我有2个不同大小的数据帧 - 一个约300行,另一个约30行。尺寸将根据所选输入而变化。我已经成功构建了R代码,它将为每个输入绘制一个循环的输出,但我无法弄清楚如何将所有迭代放到一个图表上。有很多关于多个图的文章,但到目前为止我没有取得任何成功,即不同大小的数据框,在一个图表上绘制所有迭代(不同大小)(一页上不是多个图表 - 一页上有一个图表) 。下面是用于生成单个图表的代码 - 我无法弄清楚如何将它们全部放在同一个图表上....
WellS <- rep(WellSelect[i], length(EW))
WellC <- rep(WellSelect[i], length(X))
dfSurvey <- data.frame(Well = WellS, MD = MD, EW = EW, NS = NS, TVD = TVD)
dfCalc <- data.frame(Well = WellC, Perf = P, X = X, Y = Y, TVDp = TVDp)

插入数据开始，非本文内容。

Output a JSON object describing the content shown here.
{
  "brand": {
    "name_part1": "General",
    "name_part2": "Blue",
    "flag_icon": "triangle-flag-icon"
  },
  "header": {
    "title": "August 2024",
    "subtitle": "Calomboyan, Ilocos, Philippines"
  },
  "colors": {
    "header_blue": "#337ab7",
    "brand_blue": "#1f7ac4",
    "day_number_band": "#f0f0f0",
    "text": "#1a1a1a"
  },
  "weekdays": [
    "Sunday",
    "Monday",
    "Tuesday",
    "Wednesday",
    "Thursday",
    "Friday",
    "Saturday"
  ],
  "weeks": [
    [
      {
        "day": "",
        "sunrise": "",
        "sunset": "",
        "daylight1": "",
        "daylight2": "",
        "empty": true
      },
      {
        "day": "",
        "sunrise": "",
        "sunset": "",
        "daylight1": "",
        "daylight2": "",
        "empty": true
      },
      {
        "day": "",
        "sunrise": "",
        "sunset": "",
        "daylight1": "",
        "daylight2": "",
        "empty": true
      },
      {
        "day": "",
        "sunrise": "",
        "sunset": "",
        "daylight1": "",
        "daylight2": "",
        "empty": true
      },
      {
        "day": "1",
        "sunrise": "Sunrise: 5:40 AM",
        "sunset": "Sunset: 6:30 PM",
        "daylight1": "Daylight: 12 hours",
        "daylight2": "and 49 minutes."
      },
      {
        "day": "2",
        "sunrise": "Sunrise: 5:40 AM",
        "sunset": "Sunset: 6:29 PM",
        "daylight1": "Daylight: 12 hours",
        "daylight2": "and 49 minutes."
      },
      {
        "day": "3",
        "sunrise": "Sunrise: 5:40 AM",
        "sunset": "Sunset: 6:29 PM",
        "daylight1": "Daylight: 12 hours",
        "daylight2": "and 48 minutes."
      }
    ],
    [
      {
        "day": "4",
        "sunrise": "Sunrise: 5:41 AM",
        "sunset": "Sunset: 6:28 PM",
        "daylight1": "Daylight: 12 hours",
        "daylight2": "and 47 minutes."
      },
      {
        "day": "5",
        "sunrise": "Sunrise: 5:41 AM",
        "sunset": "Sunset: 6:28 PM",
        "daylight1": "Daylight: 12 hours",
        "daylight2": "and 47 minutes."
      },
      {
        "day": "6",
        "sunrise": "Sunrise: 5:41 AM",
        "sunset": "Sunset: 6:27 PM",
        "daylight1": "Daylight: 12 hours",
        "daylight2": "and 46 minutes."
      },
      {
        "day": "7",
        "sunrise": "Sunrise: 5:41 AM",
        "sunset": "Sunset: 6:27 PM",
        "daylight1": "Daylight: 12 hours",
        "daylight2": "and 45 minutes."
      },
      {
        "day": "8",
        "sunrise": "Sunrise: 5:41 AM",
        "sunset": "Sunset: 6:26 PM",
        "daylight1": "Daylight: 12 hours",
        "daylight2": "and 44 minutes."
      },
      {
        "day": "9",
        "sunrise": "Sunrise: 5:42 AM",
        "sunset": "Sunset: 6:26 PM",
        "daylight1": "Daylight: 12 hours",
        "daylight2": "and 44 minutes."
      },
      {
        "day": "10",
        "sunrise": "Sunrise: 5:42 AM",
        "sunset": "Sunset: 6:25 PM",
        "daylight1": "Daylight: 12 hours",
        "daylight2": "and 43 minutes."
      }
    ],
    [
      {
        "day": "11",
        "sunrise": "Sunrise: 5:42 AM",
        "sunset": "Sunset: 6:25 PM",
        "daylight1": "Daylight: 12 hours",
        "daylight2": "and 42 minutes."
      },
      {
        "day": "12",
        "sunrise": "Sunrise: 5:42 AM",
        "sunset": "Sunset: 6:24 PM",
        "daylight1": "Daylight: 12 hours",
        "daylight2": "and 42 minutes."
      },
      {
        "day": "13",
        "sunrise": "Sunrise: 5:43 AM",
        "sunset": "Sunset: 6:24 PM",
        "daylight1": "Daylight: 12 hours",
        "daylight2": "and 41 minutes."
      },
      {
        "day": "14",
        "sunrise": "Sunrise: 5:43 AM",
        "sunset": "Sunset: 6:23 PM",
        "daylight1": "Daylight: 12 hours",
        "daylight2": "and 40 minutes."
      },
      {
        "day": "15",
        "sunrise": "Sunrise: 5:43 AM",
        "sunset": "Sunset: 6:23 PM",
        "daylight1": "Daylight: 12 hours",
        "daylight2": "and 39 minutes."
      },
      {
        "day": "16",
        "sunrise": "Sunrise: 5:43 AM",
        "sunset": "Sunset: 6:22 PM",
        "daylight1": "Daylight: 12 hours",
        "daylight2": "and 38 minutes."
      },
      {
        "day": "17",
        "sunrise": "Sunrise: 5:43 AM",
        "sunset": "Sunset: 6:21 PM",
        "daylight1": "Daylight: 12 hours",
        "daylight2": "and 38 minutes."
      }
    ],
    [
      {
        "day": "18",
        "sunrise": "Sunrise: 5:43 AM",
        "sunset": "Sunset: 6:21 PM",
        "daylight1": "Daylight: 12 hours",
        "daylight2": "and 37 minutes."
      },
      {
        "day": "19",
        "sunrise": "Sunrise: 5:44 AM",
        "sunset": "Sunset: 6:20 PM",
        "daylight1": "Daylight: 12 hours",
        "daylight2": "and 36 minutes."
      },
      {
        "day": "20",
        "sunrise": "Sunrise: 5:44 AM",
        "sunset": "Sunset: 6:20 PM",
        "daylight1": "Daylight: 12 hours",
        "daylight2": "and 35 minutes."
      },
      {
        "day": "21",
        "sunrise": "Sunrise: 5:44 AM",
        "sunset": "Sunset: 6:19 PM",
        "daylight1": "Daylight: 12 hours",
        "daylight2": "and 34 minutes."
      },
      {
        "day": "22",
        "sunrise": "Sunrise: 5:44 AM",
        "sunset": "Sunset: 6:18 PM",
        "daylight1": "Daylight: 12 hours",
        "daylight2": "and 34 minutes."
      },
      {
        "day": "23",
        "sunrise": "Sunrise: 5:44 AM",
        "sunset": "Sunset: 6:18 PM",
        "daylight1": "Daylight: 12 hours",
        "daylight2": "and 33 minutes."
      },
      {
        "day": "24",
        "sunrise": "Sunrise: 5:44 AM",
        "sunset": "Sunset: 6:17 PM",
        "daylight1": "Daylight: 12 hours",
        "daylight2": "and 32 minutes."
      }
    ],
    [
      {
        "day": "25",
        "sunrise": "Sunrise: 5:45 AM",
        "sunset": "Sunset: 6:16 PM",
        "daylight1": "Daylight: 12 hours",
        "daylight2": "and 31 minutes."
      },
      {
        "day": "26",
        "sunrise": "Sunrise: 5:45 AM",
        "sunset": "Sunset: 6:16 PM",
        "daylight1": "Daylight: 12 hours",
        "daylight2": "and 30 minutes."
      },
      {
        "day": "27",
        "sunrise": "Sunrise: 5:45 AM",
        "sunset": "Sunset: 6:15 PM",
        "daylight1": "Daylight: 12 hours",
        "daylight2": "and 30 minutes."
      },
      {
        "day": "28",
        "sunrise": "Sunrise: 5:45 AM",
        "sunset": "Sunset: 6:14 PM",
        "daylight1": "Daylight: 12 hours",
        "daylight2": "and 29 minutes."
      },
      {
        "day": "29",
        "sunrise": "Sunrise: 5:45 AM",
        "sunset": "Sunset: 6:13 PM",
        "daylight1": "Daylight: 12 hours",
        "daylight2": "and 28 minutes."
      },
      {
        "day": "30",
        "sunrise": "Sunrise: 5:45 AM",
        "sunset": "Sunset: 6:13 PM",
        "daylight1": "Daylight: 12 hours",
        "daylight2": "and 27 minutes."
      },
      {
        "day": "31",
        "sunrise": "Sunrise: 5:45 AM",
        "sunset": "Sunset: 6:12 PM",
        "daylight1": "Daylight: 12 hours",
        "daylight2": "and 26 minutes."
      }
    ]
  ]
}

上面的代码将此处未显示的计算编译为数据帧dfSurvey和dfCalc。请注意,“WellSelect”是驱动计算原始数据输入的主要变量。可能有2到4000多个独特的“WellSelect”可能性,每个都有2个第一句中提到的大小的数据帧 - 所有这些都是“WellSelect”独有的。除了提到的图表外,一切都有效。我试图绑定数据帧,但不知道如何在不同大小的df上进行。
pname <- paste0(dfSurvey$Well[i])
p <- ggplot() + geom_point(data = dfSurvey, aes(x=EW, y=NS), shape = 2, size = 2, color = "blue1") +
geom_point(data = dfCalc, aes(x=X, y=Y), shape = 17, size = 5, color = "Chartreuse3") +
ggtitle(pname)
ggsave(paste0(pname, ".png"), p)
print(p)
请注意,“dfSurvey”是较大的数据帧,“dfCalc”较小。我很感激一些指导。
已编辑包含数据集和示例图
以下是我目前通过编码获得的情节:
Each "WellSelect" currently generates its own plot
这就是我想要实现的目标:
Combined plot, note red triangles represent "dfCalc" and solid lines are "dfSurvey"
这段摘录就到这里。